Salut fraternel du 79.

Tout d’abord, je souhaite remercier Jean-Claude au nom des camarades des DEUX-SEVRES pour sa venue le 16 septembre dans notre département et pour la journée Marathon que nous lui avons fait mener ! Cette journée, dans le cadre de la campagne de notre organisation pour la diffusion de nos positions, a commencé on peut le dire, très fort. Nos camarades d’Intermarché, base logistique, déjà particulièrement atteints par les plans à répétition contre leurs conditions de travail, leurs droits sociaux, leur salaire, auxquels s’ajoutent maintenant plans dit de sauvegarde de l’emploi, restructuration, j’en passe, n’ont pas accepté l’affront de leur direction qui leur a refusé l’entrée de notre Secrétaire Général dans leur établissement. Cela ne les a pas arrêtés. Ils l’ont accueilli devant les grilles avec 80% des salariés en grève ! C’est précisément l’expression de l’état d’esprit des salariés dont la dignité atteinte, au-delà des conditions matérielles, refusent de courber plus encore l’échine ! Une autre forme d’expression de ce refus sans doute à défaut de perspective autre. En effet, combien, malgré le chômage, "négocient", que dis-je, réclament une rupture conventionnelle, démissionnent y compris pour récupérer quelques indemnités, étranglés qu’ils sont dans leur quotidien. De plus en plus d’inaptitudes professionnelles sont délivrées pour sortir les salariés de la pression exercée dans les entreprises malgré les dites négos/risques psychosociaux dont on n’attend rien !!! Faut-il le rappeler ? Avenir de peu mais c’est un poids en moins, celui de ces entreprises florissantes, qui annoncent des résultats de plus en plus fructueux pour les actionnaires, se flattent des gains de parts de marché quand les salariés doivent payer la crise ! Je suis pour ma part scandalisée par la situation des chômeurs longue durée de 57, 58 qui ne vont pas bénéficier de l’AER en fin de droits. Pour exemple, les ex-Camif licenciés depuis 3 ans, dont certains croisés récemment m’annonçaient aller désormais chercher leur déjeuner aux Restos du cœur !

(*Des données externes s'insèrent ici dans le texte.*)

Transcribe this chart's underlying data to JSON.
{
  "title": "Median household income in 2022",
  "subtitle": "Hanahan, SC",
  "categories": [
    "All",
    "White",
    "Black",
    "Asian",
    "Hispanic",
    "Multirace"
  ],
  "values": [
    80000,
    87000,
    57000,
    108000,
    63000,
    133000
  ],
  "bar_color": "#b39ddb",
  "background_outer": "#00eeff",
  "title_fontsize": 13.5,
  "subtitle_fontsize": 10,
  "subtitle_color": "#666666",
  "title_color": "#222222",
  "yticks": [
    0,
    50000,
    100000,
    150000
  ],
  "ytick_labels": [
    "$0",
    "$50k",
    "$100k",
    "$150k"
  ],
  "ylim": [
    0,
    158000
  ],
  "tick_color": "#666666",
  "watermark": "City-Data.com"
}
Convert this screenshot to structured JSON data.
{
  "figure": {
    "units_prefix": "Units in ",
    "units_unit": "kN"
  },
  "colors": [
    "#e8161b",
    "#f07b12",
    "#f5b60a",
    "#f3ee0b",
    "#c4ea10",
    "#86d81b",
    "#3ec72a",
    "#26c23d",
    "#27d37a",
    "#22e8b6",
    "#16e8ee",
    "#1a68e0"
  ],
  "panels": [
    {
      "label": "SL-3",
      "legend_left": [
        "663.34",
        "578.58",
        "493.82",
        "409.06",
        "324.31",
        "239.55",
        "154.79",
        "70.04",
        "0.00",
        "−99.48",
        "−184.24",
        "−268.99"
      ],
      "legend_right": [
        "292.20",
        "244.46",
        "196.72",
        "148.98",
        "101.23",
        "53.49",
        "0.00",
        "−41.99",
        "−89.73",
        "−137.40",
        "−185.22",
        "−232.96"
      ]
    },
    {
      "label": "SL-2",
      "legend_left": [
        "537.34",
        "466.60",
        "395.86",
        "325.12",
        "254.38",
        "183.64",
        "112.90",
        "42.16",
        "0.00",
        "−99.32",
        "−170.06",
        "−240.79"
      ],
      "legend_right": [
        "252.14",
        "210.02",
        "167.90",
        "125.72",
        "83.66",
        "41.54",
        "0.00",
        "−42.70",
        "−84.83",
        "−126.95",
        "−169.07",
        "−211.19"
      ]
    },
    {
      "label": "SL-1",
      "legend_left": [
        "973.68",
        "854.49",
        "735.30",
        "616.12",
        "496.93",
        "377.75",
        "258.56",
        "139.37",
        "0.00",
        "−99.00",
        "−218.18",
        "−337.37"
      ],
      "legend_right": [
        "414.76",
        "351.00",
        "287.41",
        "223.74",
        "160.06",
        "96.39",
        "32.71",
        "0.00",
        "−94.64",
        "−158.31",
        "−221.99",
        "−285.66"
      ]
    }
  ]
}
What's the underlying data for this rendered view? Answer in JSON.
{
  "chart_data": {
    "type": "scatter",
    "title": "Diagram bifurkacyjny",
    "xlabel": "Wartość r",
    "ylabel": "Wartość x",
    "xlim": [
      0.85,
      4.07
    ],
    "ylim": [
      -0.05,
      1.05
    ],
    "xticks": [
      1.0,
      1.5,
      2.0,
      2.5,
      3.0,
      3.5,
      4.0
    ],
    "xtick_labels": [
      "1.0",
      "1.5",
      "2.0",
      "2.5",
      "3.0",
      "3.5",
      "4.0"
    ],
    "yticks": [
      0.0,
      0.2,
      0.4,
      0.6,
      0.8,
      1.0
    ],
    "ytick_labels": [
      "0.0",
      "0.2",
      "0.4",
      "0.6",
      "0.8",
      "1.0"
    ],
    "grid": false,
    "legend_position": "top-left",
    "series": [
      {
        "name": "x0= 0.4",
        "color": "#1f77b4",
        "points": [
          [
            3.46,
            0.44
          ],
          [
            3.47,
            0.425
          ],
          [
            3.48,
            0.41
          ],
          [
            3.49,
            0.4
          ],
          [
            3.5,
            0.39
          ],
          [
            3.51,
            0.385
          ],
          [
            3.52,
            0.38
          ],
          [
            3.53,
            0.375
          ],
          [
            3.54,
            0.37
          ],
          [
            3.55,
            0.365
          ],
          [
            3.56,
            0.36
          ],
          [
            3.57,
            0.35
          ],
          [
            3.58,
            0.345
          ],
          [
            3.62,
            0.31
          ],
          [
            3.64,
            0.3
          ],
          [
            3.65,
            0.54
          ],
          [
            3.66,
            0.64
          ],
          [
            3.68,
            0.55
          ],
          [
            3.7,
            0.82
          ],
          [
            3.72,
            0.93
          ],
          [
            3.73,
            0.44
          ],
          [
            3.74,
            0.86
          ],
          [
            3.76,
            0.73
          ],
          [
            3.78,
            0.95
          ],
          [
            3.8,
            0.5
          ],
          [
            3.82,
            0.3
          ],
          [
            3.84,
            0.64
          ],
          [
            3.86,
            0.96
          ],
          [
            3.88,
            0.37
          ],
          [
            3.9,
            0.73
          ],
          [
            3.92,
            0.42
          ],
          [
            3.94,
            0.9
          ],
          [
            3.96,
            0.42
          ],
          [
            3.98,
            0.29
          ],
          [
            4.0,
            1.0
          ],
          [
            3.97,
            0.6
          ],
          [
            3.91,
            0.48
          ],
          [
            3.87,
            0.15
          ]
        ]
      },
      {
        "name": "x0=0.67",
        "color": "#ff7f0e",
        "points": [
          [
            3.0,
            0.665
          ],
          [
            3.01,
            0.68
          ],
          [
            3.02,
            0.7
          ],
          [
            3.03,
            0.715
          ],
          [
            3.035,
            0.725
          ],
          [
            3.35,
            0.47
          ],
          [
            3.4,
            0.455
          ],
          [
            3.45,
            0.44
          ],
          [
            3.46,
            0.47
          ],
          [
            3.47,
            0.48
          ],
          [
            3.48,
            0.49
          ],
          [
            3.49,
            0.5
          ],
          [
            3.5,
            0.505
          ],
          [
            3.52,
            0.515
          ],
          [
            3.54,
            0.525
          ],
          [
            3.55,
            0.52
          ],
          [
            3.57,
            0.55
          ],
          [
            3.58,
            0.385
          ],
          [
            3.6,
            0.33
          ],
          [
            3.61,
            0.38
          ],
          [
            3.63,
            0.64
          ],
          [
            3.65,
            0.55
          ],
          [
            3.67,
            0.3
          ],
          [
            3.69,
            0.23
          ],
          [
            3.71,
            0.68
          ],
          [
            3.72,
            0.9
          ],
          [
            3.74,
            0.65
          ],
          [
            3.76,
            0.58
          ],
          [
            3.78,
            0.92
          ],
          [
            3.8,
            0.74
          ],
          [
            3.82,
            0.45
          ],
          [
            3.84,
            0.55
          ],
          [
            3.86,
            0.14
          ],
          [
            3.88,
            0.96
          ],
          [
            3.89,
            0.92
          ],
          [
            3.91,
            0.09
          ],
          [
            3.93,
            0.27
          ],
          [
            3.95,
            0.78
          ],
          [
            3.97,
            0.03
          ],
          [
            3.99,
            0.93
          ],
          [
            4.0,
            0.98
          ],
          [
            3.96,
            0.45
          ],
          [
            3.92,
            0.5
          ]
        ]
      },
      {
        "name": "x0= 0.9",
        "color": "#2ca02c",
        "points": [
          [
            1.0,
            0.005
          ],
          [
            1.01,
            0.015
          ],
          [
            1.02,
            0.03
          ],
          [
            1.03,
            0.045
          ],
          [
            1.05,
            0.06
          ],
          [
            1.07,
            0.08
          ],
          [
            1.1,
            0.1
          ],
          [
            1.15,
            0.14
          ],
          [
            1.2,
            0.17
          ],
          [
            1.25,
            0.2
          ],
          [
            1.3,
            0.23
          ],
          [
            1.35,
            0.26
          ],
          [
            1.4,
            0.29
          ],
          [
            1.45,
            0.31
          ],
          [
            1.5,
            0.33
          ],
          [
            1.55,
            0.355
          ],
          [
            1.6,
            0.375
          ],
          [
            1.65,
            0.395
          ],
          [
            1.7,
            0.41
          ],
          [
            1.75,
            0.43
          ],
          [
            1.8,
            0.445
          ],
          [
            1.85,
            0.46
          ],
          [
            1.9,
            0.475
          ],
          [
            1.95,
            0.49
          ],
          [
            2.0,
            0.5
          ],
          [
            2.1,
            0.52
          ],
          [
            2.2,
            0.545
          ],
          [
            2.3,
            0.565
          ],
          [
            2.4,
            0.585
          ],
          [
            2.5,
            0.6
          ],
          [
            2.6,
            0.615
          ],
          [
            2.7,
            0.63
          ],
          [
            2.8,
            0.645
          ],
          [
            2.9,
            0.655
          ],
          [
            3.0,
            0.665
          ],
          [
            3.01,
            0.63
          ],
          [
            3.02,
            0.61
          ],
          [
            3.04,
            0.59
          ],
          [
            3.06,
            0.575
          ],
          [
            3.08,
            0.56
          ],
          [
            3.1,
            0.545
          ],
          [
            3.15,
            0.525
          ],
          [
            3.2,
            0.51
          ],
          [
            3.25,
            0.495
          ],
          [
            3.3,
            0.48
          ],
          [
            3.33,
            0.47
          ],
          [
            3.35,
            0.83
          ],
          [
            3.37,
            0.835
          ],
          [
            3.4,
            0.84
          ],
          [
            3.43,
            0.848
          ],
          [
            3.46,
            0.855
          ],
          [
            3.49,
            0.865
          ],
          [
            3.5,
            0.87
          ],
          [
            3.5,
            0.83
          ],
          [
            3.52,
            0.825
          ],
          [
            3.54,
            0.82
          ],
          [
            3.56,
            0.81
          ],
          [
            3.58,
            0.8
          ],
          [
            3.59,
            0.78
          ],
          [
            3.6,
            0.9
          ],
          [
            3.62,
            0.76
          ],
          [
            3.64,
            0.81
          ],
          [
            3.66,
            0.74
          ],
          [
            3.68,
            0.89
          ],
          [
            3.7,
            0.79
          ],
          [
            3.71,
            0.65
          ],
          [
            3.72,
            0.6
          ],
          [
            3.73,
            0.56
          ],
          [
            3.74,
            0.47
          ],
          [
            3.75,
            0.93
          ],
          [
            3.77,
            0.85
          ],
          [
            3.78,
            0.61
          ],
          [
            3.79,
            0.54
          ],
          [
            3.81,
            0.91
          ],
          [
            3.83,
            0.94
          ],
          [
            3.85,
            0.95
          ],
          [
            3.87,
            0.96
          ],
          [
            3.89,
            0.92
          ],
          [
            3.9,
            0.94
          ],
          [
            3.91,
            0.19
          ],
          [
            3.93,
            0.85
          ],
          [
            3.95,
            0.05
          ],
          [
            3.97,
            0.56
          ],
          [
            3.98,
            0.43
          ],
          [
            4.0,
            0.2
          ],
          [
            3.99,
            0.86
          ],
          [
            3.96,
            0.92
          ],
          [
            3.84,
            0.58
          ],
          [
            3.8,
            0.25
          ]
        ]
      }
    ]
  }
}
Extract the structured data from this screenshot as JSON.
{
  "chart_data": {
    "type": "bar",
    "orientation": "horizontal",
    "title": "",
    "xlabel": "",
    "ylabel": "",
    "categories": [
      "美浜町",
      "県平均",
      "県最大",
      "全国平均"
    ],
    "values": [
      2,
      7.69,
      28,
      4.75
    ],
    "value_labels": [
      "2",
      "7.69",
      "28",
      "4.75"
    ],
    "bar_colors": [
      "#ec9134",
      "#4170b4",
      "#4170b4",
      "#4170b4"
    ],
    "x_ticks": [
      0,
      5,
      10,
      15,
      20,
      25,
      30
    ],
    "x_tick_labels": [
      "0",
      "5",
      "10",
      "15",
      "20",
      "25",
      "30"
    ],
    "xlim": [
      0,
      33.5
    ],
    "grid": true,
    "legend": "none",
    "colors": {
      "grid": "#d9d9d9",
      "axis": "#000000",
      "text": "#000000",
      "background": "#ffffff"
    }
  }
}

Dans les Deux-Sèvres, les illusoires espoirs en matière d’emplois via les reprises d’activité sous forme de SCOP avec le coupable soutien du Conseil Régional, ont fait long feu ! Non seulement les salariés y engloutissent leurs indemnités de licenciement mais de plus ils y ajoutent leur propre engloutissement personnel, physique, car c’est abusés qu’ils finissent détruits par ces politiques inconséquents, infoutus d’exiger la nationalisation des secteurs dont l’industrie a besoin, dont la croissance a besoin, dont les salariés ont besoin, pour conserver un vrai travail un vrai salaire ! Ce courage, notre organisation l’a ! Elle l’a eu quand l’année dernière nous avons su dire NON au projet de réforme des retraites. Comme nous l’avons aujourd’hui quand nous disons Arrêt de la casse des services publics, de la RGPP et augmentation générale des salaires. Oui nous sommes majoritaires dans la classe ouvrière. Il faut le traduire dans la progression de nos résultats électoraux et du nombre d’adhérents. C’est le cas dans beaucoup de secteurs. Nos positions sont justes. Elles atteignent les autres OS. Dans les Deux-Sèvres, le Secrétaire d’UD CGT vient d’écrire à la presse et aux autres OS, exprimant la crise qui traverse la CGT entre la dite ligne Thibaut et la dite ligne dure de l’organisation. Chez eux aussi apparemment il y a les durs et les mous ! Nos positions alimentent chaque jour leurs débats. Le combat sur les retraites lui a été fatal.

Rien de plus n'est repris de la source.